Most measurable differences in cycle length and flow persist for at least the first six cycles, and some research suggests it can take up to nine months for cycles to fully normalize. Menstrual flow intensity, in particular, takes time to return to its pre-pill baseline. This is a temporary effect, not a sign of a new problem, but it can feel unsettling if you expected your cycle to snap back immediately.
Signs Your Irregular Periods Need Attention
Some degree of cycle variation is normal. But certain patterns signal that something beyond routine fluctuation is going on:
- Missing three or more periods in a row when you’re not pregnant, breastfeeding, or in menopause
- Cycles shorter than 21 days or longer than 35 days on a regular basis
- Cycle length that swings by more than nine days from one month to the next (for example, 28 days one month, then 37, then 29)

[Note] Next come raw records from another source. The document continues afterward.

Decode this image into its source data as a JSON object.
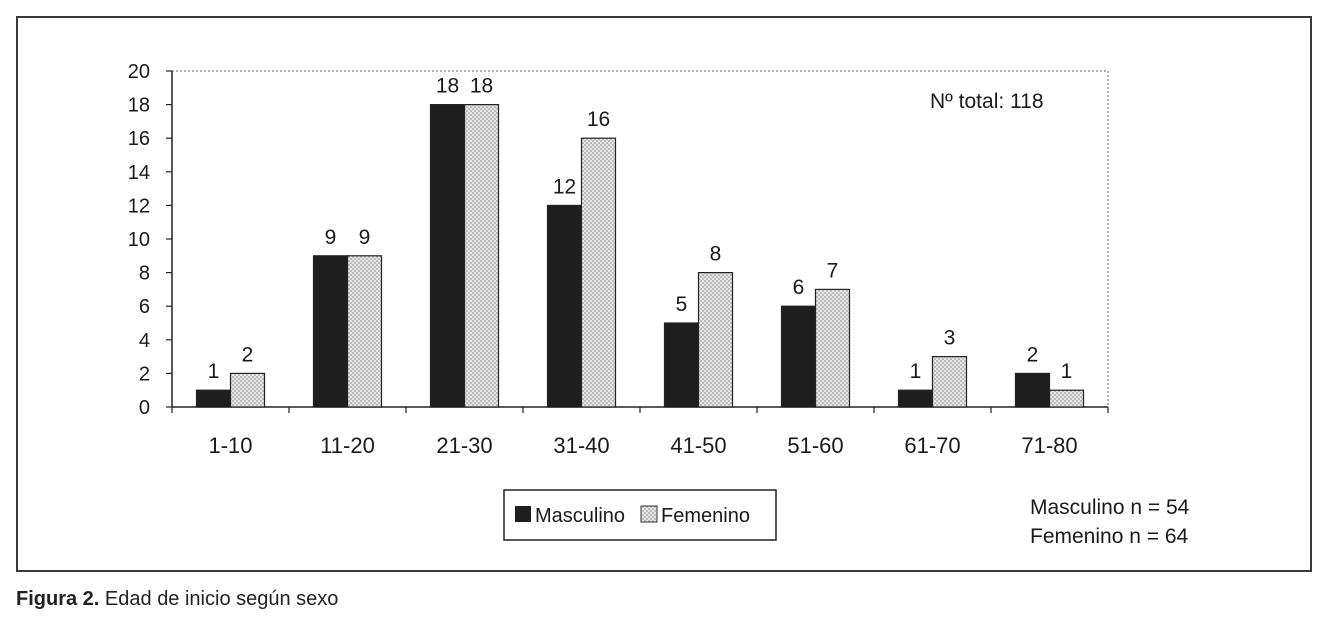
{
  "chart_data": {
    "type": "bar",
    "title": "",
    "xlabel": "",
    "ylabel": "",
    "ylim": [
      0,
      20
    ],
    "yticks": [
      0,
      2,
      4,
      6,
      8,
      10,
      12,
      14,
      16,
      18,
      20
    ],
    "categories": [
      "1-10",
      "11-20",
      "21-30",
      "31-40",
      "41-50",
      "51-60",
      "61-70",
      "71-80"
    ],
    "series": [
      {
        "name": "Masculino",
        "values": [
          1,
          9,
          18,
          12,
          5,
          6,
          1,
          2
        ],
        "color": "#1e1e1e"
      },
      {
        "name": "Femenino",
        "values": [
          2,
          9,
          18,
          16,
          8,
          7,
          3,
          1
        ],
        "color": "#dcdcdc"
      }
    ],
    "legend_position": "bottom-center",
    "annotation": "Nº total: 118",
    "sample_sizes": [
      "Masculino n = 54",
      "Femenino n = 64"
    ]
  },
  "caption": {
    "figure_label": "Figura 2.",
    "text": "Edad de inicio según sexo"
  }
}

- Periods lasting longer than seven days
- Soaking through a pad or tampon in an hour
- Severe pain, nausea, or vomiting with your period
- Bleeding between periods or after sex
Any sudden, significant change in your cycle pattern is worth flagging, even if it doesn’t fit neatly into the categories above. A shift that persists for two or three cycles rather than a single off month is more likely to reflect an underlying hormonal change that can be identified and addressed with basic blood work or an ultrasound.